How Much “Love” Counts as Love?
Throughout history, there has been very little that could truly be called love. Of course there’s no shortage of people who speak of “love,” but I suspect what they’re talking about is rarely love at all. Sometimes I envy those who are capable of loving — envy the earth-shattering, the die-for-you, the everlasting, the sea-drying-up-and-rocks-rotting kind of love. I think about their love too, turning it over and over in my mind, turning it over and over — but in the end love is just love. It can’t be deconstructed, can’t be analyzed, and can’t be redone.
Li Longji loved Yang Yuhuan — he fell in love with incest. Zhuo Wenjun loved Sima Xiangru — she fell in love with rebellion. Rose loved Jack — she fell in love with his wildness… There are too many love scripts to count, exhausting to recount, and few people really understand them. But we can find one rule running through all of them: love always comes with an added condition. Perhaps incest wasn’t the sole reason Li Longji fell for Yang Yuhuan, but it was undeniably present — you can’t say incest had nothing to do with why he loved her.
Put simply: suppose there are two events, A and B, and they’re highly correlated. What can we conclude? Does A cause B? Does B cause A? Or do A and B simply happen to occur together, with no real relationship between them?
The process of falling in love is this: person A falls in love with person B by way of some added condition X. X can stand for many things — money, status, looks, star sign, blood type, personality… It might be a single factor, but more often it’s a composite of several. What’s certain is that X always exists. Person A might claim, in good conscience, that God made them fall in love with B — but that’s just a verbal sleight of hand, skipping over the existence of X. It’s like someone who refuses to touch money asking someone else to go shopping for them, just to preserve the appearance of never having sullied their hands.

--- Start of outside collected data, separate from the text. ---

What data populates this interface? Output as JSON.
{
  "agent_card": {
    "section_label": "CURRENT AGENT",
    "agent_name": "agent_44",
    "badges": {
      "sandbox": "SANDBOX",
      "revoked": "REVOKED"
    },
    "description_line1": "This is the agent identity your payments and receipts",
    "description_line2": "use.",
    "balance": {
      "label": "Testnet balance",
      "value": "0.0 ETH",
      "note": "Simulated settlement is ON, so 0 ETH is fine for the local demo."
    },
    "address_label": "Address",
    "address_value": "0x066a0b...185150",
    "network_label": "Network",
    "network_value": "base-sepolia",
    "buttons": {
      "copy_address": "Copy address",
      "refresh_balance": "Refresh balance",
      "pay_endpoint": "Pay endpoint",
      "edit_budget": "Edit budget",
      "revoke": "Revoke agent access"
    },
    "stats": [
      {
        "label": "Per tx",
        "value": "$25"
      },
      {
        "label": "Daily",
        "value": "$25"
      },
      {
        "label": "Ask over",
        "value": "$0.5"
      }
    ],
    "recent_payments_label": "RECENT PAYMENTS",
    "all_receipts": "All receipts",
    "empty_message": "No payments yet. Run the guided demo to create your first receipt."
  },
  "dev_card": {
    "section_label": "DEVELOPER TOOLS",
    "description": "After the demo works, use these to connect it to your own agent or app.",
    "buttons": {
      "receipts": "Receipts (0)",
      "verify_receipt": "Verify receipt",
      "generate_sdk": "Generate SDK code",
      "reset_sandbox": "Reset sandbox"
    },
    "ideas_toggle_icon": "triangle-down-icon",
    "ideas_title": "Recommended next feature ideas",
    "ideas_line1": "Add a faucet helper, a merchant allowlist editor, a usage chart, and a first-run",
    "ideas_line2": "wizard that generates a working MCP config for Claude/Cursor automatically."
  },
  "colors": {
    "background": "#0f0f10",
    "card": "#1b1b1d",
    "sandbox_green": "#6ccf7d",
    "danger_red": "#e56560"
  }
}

This model of love isn’t a new idea — it simply illustrates that love requires conditions. Zhang Xiaoxian wrote an essay called “Love Is Always Conditional,” which interpreted this same model from an emotional angle. Setting aside the thick warmth and tenderness, if we examine the relationship between condition X and love, it’s not hard to see they’re highly correlated — we might even say it’s X that produces the love in A, not B herself. Between any two lovers there are always gaps and trenches that need filling in, and clever Huang Rong and honest, simple Guo Jing filled in each other’s gaps together — and so they fell in love.
Love may be a sublimated form of the barter system of primitive society. There has never been, in love, any single true destined other proclaimed by mystics — only the principle of matching supply to demand and the evaluation of a value curve. Person A and person B are nothing more than two parties who happened to meet in the long river of love and successfully traded goods. The loading scenes in so many films are interesting in this regard — and lovers are just like that too, bundled up together and loaded onto a truck, bound for the road of marriage, the road of reproduction, the road of aging, the road of death.
So: I love you — really, it has nothing to do with you.